George Thornton

No. 93, 79
- Position: Defensive tackle

Personal information
- Born: April 27, 1968 (age 57) Montgomery, Alabama, U.S.
- Height: 6 ft 3 in (1.91 m)
- Weight: 300 lb (136 kg)

Career information
- High school: Jefferson Davis (Montgomery)
- College: Alabama
- NFL draft: 1991: 2nd round, 36th overall pick

Career history
- San Diego Chargers (1991–1992); New York Giants (1993);

Awards and highlights
- First-team All-SEC (1990);

Career NFL statistics
- Games: 37
- Sacks: 2
- Stats at Pro Football Reference

= George Thornton (American football) =

American football player (born 1968)

George Renardo Thornton (born April 27, 1968) is an American former professional football player who was a defensive tackle in the National Football League (NFL).
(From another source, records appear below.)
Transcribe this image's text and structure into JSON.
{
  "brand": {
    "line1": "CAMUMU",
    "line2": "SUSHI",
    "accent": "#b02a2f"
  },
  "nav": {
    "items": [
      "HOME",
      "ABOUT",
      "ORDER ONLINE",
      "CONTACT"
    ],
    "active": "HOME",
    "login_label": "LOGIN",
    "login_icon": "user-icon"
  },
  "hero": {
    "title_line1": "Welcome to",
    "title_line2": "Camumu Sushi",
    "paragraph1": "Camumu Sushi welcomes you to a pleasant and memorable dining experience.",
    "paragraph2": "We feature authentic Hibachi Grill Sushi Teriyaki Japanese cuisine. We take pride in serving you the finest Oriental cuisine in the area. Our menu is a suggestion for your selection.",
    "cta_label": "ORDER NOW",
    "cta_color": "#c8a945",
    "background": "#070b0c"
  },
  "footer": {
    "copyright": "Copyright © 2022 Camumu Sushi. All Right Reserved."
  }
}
He played college football for the Alabama Crimson Tide and was selected by the San Diego Chargers in the second round of the 1991 NFL draft with the 36th overall pick. He played three years for the Chargers and New York Giants. On October 14, 1993, he suffered a minor stroke which ended his career.

Thornton attended Jeff Davis High School in Montgomery, Alabama. At the University of Alabama, he was an All-SEC defensive end in 1990. He is married to Tawanna and they have a son, George Jr. and a daughter, Georvauna Tene' (deceased).